Direct naar artikelinhoud

'Burgerzin kun je niet afdwingen'

Als het van Kristof Calvo (Groen) afhangt, ondertekent iedere schoolverlater en iedere nieuwkomer straks een verklaring met daarin onze belangrijkste normen en waarden. Juridisch valt er weinig tegen in te brengen. Maar brengt zo'n burgerschapsverklaring ook echt veel burgerzin bij?

Een vak levensbeschouwing, ethiek en filosofie op de middelbare school, met als sluitstuk een handtekening onder een burgerschapsverklaring als teken dat je het goed begrepen hebt wat de heersende normen en waarden zijn in ons land. Hetzelfde aan het einde van een inbrugeringstraject voor nieuwkomers. En als die burgerschapsverklaring ook nog eens als preambule op de grondwet ingeschreven wordt, dan is Kamerfractieleider voor Groen Kristof Calvo helemaal blij (DM 20/8).

Zijn voorstel werd afgelopen weekend druk becommentarieerd. Patrick Dewael (Open Vld), voorzitter van de commissie Grondwet in de Kamer, juicht het idee van een inleiding op de grondwet alvast toe: hij lanceerde het zelf namelijk ook al. Maar voor de rest vielen er bijzonder veel kristische tot ronduit afwijzende reacties op te tekenen. Is het idee van Calvo dan zo absurd?

Het eerste deel al zeker niet, weet Dimokritos Kavadias als de beste. De politicoloog van de VUB voert onderzoek naar het effect van burgerschapseducatie op de burgerzin van jongeren. De resultaten van de studie die hij dit jaar nog hield, worden nog volop verwerkt. Maar toen hij het onderzoek in 2009 voor een eerste keer uitvoerde bij 113.000 15-jarigen en 55.000 leerkrachten uit 4.400 scholen in 32 verschillende landen, kwam er wel een duideijk beeld naar voor: enkel het aanbieden van een levensbeschouwelijk, filosofisch vak is niet voldoende. Het moet gegeven worden door geëngageerde leerkrachten die de inbreng van hun leerlingen stimuleren.

Niet-dwingend contract

"Leerlingen die les kregen van een goede leerkracht, blijken veel toleranter te zijn. Persvrijheid hoger in te schatten, en positiever te staan ten opzichte van migrantenrechten en etnische minderheden. Ze zijn ook veel meer geneigd om later deel te nemen aan verkiezingen", vertelt Kavadias.

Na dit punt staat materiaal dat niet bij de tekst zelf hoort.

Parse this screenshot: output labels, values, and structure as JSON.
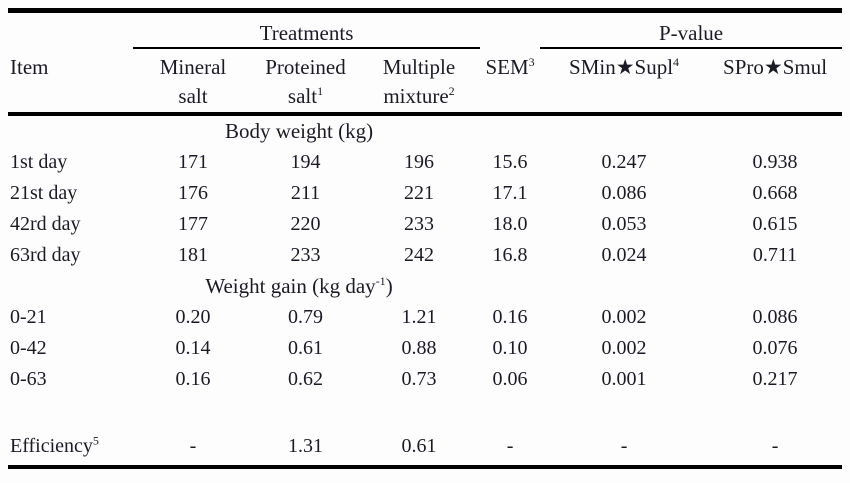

Hij is dus zeker voorstander van een vak op de middelbare school, al waarschuwt hij ook dat het zeker geen wondermiddel is om meer cohesie in de samenleving te bereiken. "In de VS bestaat zo'n vak al langer. Daar zie je heel goed dat het in moeilijkere buurten niet bijdraagt aan de sociale cohesie. Onderwijs kan maar binnen bepaalde marges iets bereiken."

Kavadias heeft veel meer bedenkingen bij het ondertekenen van een burgerschapsverklaring, aan het einde van het middelbaar. "Zo'n contract lijkt dwingend, maar dat is het niet en het is al helemaal niet afdwingbaar. De enige waarde die het heeft, is een symbolische."

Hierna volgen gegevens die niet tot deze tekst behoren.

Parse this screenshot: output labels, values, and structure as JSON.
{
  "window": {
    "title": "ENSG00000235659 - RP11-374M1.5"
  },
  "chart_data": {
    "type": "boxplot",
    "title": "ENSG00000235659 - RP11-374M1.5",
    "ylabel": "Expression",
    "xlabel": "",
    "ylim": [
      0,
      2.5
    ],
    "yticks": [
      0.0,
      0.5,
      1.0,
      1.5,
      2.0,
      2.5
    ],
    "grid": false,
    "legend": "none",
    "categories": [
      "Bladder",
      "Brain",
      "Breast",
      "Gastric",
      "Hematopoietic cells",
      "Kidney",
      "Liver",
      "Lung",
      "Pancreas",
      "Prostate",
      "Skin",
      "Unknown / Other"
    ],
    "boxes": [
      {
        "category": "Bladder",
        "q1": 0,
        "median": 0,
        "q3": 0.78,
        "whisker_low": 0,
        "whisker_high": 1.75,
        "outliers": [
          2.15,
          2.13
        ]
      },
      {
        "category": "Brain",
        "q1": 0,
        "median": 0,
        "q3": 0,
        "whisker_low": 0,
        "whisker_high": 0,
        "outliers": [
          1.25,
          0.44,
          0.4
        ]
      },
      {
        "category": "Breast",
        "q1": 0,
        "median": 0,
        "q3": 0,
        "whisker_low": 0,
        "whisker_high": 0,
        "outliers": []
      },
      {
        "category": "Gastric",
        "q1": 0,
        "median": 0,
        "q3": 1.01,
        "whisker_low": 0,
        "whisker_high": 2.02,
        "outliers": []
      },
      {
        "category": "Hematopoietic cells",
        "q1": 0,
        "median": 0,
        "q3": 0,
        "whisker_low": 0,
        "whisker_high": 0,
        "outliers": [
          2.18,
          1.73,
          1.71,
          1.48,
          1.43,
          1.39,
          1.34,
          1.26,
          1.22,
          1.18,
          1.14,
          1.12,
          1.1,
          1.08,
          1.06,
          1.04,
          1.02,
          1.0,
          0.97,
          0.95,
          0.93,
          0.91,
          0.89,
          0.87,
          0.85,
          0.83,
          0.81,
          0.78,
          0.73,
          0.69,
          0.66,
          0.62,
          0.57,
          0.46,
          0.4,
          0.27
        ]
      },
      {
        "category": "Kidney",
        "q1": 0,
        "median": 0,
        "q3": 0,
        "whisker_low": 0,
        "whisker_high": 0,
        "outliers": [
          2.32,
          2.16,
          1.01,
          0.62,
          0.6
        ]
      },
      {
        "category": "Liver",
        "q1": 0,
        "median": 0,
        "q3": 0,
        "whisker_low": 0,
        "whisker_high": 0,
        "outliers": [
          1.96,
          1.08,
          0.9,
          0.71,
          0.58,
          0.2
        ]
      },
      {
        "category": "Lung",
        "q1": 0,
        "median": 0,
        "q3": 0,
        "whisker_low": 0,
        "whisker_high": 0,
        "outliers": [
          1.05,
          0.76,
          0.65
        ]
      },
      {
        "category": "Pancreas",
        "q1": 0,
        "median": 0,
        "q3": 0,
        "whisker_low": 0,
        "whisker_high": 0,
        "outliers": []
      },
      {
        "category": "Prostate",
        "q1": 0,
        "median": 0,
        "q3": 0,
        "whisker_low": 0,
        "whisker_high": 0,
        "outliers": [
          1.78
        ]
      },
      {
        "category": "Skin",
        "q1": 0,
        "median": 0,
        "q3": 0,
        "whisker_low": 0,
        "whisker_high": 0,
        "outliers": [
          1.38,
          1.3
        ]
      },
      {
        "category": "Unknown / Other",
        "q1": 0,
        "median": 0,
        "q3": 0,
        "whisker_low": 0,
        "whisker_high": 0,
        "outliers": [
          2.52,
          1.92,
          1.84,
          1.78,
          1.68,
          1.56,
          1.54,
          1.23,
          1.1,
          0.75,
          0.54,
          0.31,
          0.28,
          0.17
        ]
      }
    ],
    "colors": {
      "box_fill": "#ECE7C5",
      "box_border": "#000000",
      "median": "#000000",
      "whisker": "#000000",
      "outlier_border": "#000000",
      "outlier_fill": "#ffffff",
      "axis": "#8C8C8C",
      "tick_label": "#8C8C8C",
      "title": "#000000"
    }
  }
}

Grondwetspecialist Paul Van Orshoven (KU Leuven) had zijn bedenkingen niet beter kunnen samenvatten. Toch ziet hij potentieel. "Juridisch is er geen enkel tegenargument. Voor zover ik het begrepen heb gaat het ook over een oplijsting van universele normen en waarden van de westerse maatschappij. Dat zijn geen zotte dingen, hè. Wie pakweg de gelijkheid tussen man en vrouw wil aanvechten, zal van ver mogen komen. Die mag zich eerst eens melden bij de Verenigde Naties."

Ellende en miserie

De preambule op de grondwet dan, waar Calvo een burgerschapsverklaring in wil vervatten. Is die juridisch helemaal koosjer? Het zal wel zijn, zegt Van Orshoven. "Je mag nog een paar duizend preambules aan de grondwet willen toevoegen, dat kan perfect. En zo'n inleiding op de grondwet kan ook bijzonder nuttig zijn. Zelfs de universele verklaring van de rechten van de mens uit 1948 heeft er eentje. Heel interessant, hoor. Juridisch heeft het niks om het lijf, maar het illustreert waarom alles wat erna vermeld word in de eigenlijke teksten, zin heeft. Zo'n preambule kan nog eens netjes stipuleren dat de geschiedenis uitwijst dat er niets dan ellende en miserie voortkomt uit een samenleving waar die wetten níét gelden."

Of onze grondwet er zo eentje nodig heeft, laat Van Orshoven in het midden. Dat blijft een politieke beslissing, zegt hij. "Maar ik kan me voorstellen dat men het in deze tijd nuttig acht om een aantal evidenties te benadrukken."